Otherwise, level design is standard issue. Brown sewers, Half-Life 2-ish European cities, crate-strewn warehouses, and many sterile military bases. At least the soldiers, zombies, and robots that you fight are colorful, and even smart enough to take cover and use flanking maneuvers. Further breaking up the steady progress are sequences where you shoot up apartment buildings and planes from a helicopter gunship, and demolish city blocks with a tank. At one point you even get to wear a battlemech suit and shred foes with quad cannons and a rocket launcher. These sections generally run on rails, although the target practice was so fast-paced, and the mayhem of the destructible terrain so satisfying, that I didn’t care.

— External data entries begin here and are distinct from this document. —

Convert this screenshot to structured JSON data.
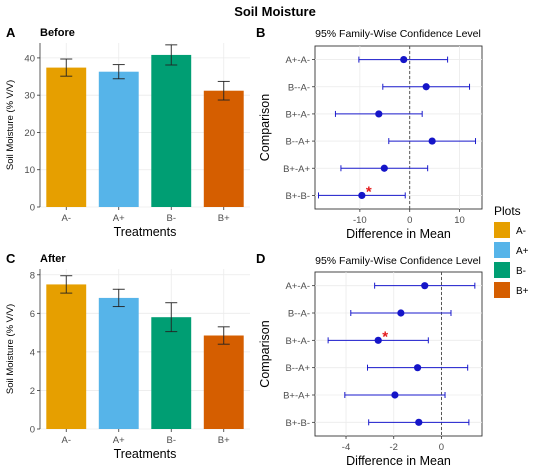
{
  "figure_title": "Soil Moisture",
  "legend": {
    "title": "Plots",
    "items": [
      {
        "label": "A-",
        "color": "#E69F00"
      },
      {
        "label": "A+",
        "color": "#56B4E9"
      },
      {
        "label": "B-",
        "color": "#009E73"
      },
      {
        "label": "B+",
        "color": "#D55E00"
      }
    ]
  },
  "chart_data": [
    {
      "panel": "A",
      "type": "bar",
      "subtitle": "Before",
      "xlabel": "Treatments",
      "ylabel": "Soil Moisture (% V/V)",
      "categories": [
        "A-",
        "A+",
        "B-",
        "B+"
      ],
      "values": [
        37.4,
        36.3,
        40.8,
        31.2
      ],
      "error": [
        2.3,
        1.9,
        2.7,
        2.5
      ],
      "ylim": [
        0,
        44
      ],
      "yticks": [
        0,
        10,
        20,
        30,
        40
      ],
      "grid": true
    },
    {
      "panel": "B",
      "type": "scatter",
      "title": "95% Family-Wise Confidence Level",
      "xlabel": "Difference in Mean",
      "ylabel": "Comparison",
      "categories": [
        "A+-A-",
        "B--A-",
        "B+-A-",
        "B--A+",
        "B+-A+",
        "B+-B-"
      ],
      "estimate": [
        -1.2,
        3.3,
        -6.2,
        4.5,
        -5.1,
        -9.6
      ],
      "lower": [
        -10.2,
        -5.4,
        -14.9,
        -4.2,
        -13.8,
        -18.3
      ],
      "upper": [
        7.6,
        12.0,
        2.5,
        13.2,
        3.6,
        -0.9
      ],
      "significant": [
        false,
        false,
        false,
        false,
        false,
        true
      ],
      "significance_mark": "*",
      "xlim": [
        -19,
        14.5
      ],
      "xticks": [
        -10,
        0,
        10
      ],
      "reference_line": 0,
      "grid": true
    },
    {
      "panel": "C",
      "type": "bar",
      "subtitle": "After",
      "xlabel": "Treatments",
      "ylabel": "Soil Moisture (% V/V)",
      "categories": [
        "A-",
        "A+",
        "B-",
        "B+"
      ],
      "values": [
        7.5,
        6.8,
        5.8,
        4.85
      ],
      "error": [
        0.45,
        0.45,
        0.75,
        0.45
      ],
      "ylim": [
        0,
        8.3
      ],
      "yticks": [
        0,
        2,
        4,
        6,
        8
      ],
      "grid": true
    },
    {
      "panel": "D",
      "type": "scatter",
      "title": "95% Family-Wise Confidence Level",
      "xlabel": "Difference in Mean",
      "ylabel": "Comparison",
      "categories": [
        "A+-A-",
        "B--A-",
        "B+-A-",
        "B--A+",
        "B+-A+",
        "B+-B-"
      ],
      "estimate": [
        -0.7,
        -1.7,
        -2.65,
        -1.0,
        -1.95,
        -0.95
      ],
      "lower": [
        -2.8,
        -3.8,
        -4.75,
        -3.1,
        -4.05,
        -3.05
      ],
      "upper": [
        1.4,
        0.4,
        -0.55,
        1.1,
        0.15,
        1.15
      ],
      "significant": [
        false,
        false,
        true,
        false,
        false,
        false
      ],
      "significance_mark": "*",
      "xlim": [
        -5.3,
        1.7
      ],
      "xticks": [
        -4,
        -2,
        0
      ],
      "reference_line": 0,
      "grid": true
    }
  ]
}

9But the main problem of the game is the same mentioned at the start of this review. Try as it may, the game looks ported straight off the PlayStation 2, with washed out textures and bite-sized levels. It was originally developed for the PS2 without multiplayer support, so the PC version has bot matches in place of online and LAN capabilities. The graphics and sound seem even more primitive than those from the first game. Even with more destructible terrain, the game simply isn’t as interesting as the slower-paced and more varied first Red Faction game.

But maybe that’s not such a terrible thing. Considering this is a budget release (originally going for a mere $30 in stores), one can’t help but keep their expectations low. Red Faction 2 is fun and is not without its fast-paced, wanton carnage, but somewhere along development it seemed to have lost its soul.